La Renga en la cima de su potencial: River lleno, pirotecnia, imágenes explícitas y heavy metal.
«Vamo’ chabón!», le gritó al cielo y a las pocas estrellas que ardían uno de los mismos de siempre: «Hoy River es la casa de La Renga», dijo, se arrodilló, besó un rosario negro que le colgaba del cuello y guardó las lágrimas para el recuerdo. Hay un solo lugar para tocar. Por lo menos para La Renga y Los Piojos (¿y Bersuit?), es así. Y, aunque lo nieguen hasta el enojo y busquen llenar otros espacios y estadios, los que pueden pelear por la corona que el Indio Solari enterró bajo el pasto del Vespucio Liberti, tarde o temprano, lo intentan. Por eso (y para eso) La Renga trabajó durante los últimos cinco meses. Su segundo recital en River no era fácil. Querían un estándar internacional con precios de entrada argentinos. Tres horas de show con puesta audiovisual de alta producción: cada tema con su video, 35 clips para 35 canciones. Cinco camiones de equipos y un staff de más de 50 personas. Todo un despliegue.
Por eso, cuando se apagaron las luces y La Renga salió con su show pirotécnico para prender fuego a sus adeptos, todo fue demasiado parecido a la combinación de cagazo-adrenalina-vértigo que transmitían aquellas bombas pequeñitas de Patricio Rey. Detonadas…
Una pantalla circular detrás de la banda escupía imágenes que terminaron de editarse ese mismo día, a las nueve de la mañana. Y otras dos a los costados reproducían el vivo, custodiadas por dos cabrotauros demoníacos a escala gigante. «A tu lado», la patada rockera inicial, elevó una araña de luces que reposaba en el escenario: una terraza al frente para que Chizzo dejara sus punteos incendiarios, plataformas para que el Tete corriera ida y vuelta, y un poso en el medio para que el Tanque se encargara de apretar el botón rojo con las baquetas en sus manos. El look-anti-look militante de Chizzo (Nápoli), Tete y Tanque (Iglesias) era como estar mirando una versión re-loaded de Rambo, Rambito y Rambón.

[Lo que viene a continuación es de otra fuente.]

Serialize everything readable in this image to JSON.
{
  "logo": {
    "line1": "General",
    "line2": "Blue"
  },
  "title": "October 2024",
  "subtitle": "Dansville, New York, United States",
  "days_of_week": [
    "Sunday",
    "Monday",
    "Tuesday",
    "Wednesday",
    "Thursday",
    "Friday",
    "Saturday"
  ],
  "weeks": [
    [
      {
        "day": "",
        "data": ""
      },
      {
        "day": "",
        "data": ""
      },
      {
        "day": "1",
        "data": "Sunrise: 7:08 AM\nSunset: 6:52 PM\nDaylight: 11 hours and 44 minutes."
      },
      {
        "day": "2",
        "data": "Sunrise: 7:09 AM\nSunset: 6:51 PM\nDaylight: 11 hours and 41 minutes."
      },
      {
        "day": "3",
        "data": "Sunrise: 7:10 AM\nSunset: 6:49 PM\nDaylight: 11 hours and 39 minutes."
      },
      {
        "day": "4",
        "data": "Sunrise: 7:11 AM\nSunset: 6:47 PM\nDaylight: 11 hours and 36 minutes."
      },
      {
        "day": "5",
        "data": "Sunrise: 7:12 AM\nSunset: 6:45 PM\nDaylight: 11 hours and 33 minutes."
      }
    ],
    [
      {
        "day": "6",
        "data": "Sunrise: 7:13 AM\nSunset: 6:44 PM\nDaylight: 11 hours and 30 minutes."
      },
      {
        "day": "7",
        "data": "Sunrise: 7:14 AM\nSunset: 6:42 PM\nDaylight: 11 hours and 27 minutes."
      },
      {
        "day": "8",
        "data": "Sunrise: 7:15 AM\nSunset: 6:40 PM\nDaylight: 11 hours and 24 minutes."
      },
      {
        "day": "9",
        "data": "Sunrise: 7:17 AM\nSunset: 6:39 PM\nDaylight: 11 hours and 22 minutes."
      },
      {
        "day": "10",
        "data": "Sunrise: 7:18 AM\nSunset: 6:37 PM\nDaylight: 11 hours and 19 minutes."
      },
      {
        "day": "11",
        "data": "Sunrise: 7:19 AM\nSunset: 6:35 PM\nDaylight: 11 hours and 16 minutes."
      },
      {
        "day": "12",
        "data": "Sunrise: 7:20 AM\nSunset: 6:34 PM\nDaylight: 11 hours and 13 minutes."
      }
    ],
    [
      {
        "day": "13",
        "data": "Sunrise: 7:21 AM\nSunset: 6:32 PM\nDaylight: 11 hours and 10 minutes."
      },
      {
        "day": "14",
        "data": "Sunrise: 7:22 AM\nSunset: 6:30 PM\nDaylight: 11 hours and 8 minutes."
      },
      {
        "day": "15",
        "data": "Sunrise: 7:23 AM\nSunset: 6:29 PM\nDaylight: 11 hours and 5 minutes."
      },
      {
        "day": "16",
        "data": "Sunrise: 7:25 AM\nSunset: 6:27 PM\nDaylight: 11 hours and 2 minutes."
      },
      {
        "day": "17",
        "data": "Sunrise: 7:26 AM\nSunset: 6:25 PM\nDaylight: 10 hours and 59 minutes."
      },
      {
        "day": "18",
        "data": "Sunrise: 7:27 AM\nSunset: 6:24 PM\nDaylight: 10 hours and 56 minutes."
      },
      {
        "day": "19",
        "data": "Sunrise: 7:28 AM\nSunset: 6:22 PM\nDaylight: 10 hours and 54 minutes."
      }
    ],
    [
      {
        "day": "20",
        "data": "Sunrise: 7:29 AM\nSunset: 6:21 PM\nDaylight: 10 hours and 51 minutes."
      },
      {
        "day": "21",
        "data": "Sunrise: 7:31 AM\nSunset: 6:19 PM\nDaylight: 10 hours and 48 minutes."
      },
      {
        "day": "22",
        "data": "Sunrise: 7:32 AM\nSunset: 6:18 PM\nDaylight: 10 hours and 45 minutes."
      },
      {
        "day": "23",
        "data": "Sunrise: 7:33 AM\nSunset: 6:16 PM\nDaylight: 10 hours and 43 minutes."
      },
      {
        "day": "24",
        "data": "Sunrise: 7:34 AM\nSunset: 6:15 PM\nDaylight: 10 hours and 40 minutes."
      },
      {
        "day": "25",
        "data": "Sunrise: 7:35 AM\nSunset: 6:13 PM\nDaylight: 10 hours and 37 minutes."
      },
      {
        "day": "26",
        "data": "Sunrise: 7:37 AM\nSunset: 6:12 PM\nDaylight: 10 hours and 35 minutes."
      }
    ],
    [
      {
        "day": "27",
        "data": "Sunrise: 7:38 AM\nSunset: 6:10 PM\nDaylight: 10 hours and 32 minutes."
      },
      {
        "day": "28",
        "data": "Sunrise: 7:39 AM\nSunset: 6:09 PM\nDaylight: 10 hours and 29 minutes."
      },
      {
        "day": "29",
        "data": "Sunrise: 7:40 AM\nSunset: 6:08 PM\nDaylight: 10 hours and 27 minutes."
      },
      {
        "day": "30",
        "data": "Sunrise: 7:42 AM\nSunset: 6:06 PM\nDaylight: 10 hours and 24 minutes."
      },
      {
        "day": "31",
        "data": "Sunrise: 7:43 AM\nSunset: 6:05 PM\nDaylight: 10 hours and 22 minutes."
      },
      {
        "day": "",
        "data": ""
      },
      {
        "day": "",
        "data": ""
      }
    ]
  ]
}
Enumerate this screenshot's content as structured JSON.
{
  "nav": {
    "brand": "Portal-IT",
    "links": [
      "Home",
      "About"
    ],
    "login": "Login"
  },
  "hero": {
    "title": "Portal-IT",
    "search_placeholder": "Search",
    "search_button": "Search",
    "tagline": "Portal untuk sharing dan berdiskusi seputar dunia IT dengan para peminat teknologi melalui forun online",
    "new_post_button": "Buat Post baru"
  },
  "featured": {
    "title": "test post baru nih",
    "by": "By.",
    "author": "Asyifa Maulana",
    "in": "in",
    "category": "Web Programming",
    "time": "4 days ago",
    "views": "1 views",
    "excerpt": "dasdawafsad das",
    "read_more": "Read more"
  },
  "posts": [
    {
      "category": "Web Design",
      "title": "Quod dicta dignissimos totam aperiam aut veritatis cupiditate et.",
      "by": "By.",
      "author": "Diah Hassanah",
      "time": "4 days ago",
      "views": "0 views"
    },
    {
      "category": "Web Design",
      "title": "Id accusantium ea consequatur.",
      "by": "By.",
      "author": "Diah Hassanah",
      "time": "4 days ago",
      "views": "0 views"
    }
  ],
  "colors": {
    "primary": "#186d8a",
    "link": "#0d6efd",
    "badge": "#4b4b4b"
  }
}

Entre el público, lo mismo de siempre: bengalas, tres tiros y hasta malabares casuales de fuego entre el público. ¿El ritual más grande del mundo?. «¿Están sedientos de rock?», pregunto Chizzo. Pasó Detonador de sueños, completo: «Al que he sangrado», «Las cosas que hace»… y subió Raúl «Locura» Dilello (el primer guitarrista de La Renga) para tocar clásicos «Embrollos, fatos y paquetes» y «Lo frágil de la locura». Dos temas, un descanso. Así todo el recital. Y no era por la edad. La Renga tuvo que suspender la prueba de sonido del día anterior por el mal tiempo y recién checkearon ese mismo mediodía. Para «El final es en donde partí» llegó Alejandro Sokol y devolvió con su voz (y su baile de robot descompuesto) el «favor» que Chizzo le hizo con su viola a Las Pelotas (en los shows de Obras el año pasado). «Estalla» (uno de sus altos temas, con una intro de infinitos encendedores) hizo volar, literalmente, el escenario; «Hiela sangre» (el mejor tema y el mejor video) repetía en las pantallas imágenes de las últimas masacres policiales; y los dibujos de Ricardo Carpani en el tema «Miralos» reafirmo el desencanto político y el style piquetero que carga La Renga.

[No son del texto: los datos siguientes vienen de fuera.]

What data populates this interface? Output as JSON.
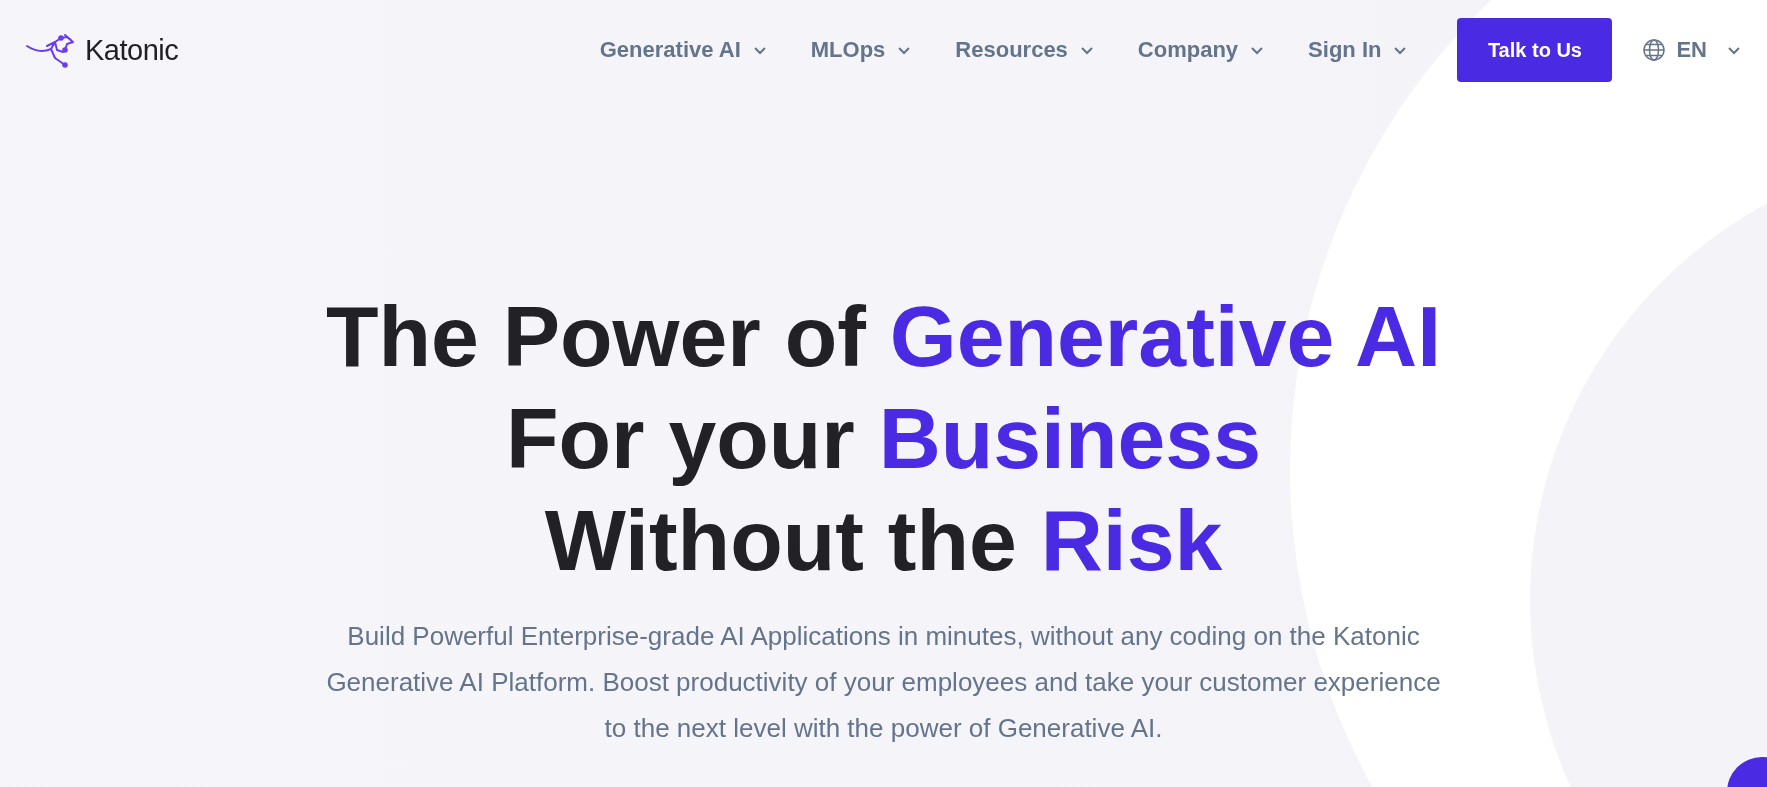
{
  "logo": {
    "text": "Katonic"
  },
  "nav": {
    "items": [
      {
        "label": "Generative AI"
      },
      {
        "label": "MLOps"
      },
      {
        "label": "Resources"
      },
      {
        "label": "Company"
      },
      {
        "label": "Sign In"
      }
    ],
    "cta": "Talk to Us",
    "language": "EN"
  },
  "hero": {
    "headline": [
      {
        "plain": "The Power of",
        "accent": "Generative AI"
      },
      {
        "plain": "For your",
        "accent": "Business"
      },
      {
        "plain": "Without the",
        "accent": "Risk"
      }
    ],
    "description": "Build Powerful Enterprise-grade AI Applications in minutes, without any coding on the Katonic Generative AI Platform. Boost productivity of your employees and take your customer experience to the next level with the power of Generative AI."
  }
}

Tan piquetero, que los más cebados armaron una antorcha de dos metros (de palos y trapos) y la incrustaron tipo barricada vandálica en una ventana (de la gerencia del estadio) que da al campo. Resultado: Varios empleados de seguridad prendidos fuego. Y no metafóricamente.

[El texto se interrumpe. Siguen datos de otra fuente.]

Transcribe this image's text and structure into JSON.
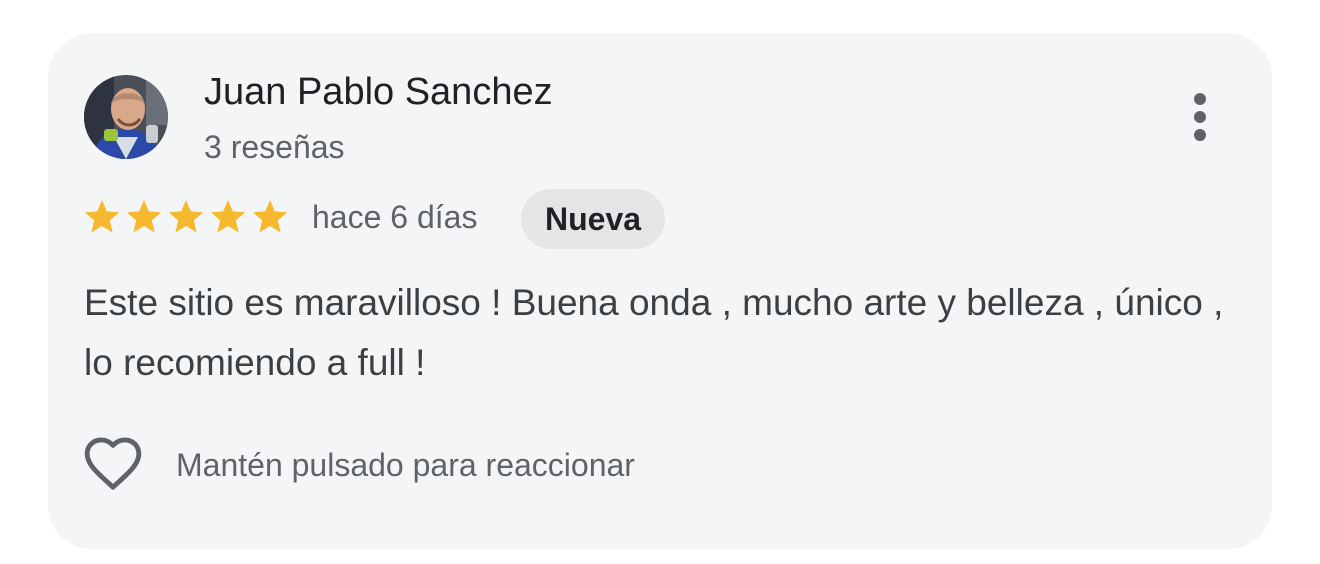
{
  "review": {
    "author": {
      "name": "Juan Pablo Sanchez",
      "reviews_count": "3 reseñas"
    },
    "rating": 5,
    "rating_max": 5,
    "date": "hace 6 días",
    "badge": "Nueva",
    "text": "Este sitio es maravilloso ! Buena onda , mucho arte y belleza , único , lo recomiendo a full !",
    "reaction_hint": "Mantén pulsado para reaccionar"
  },
  "icons": {
    "more": "more-vert-icon",
    "star": "star-icon",
    "heart": "heart-outline-icon"
  },
  "colors": {
    "card_background": "#f4f5f7",
    "star": "#f5b82e",
    "badge_background": "#e4e5e7",
    "primary_text": "#202124",
    "secondary_text": "#5f6368"
  }
}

El resto fue mansedumbre. «Son una masa», saludó Tete. Y Chizzo vaticinó: «Vayan tranquilos, nos vemos pronto».
Así, con su sonido más heavy, una producción propia y ambiciosa, con máxima convocatoria (unos miles más que Los Piojos, se encargaron de decir), la banda dejó la mejor imagen de sí mismos cerca del límite de sus posibilidades. Sin dudas este será uno de los mejores recitales del 2004. Porque Mataderos volvió a ganar en River, de visitante y por goleada.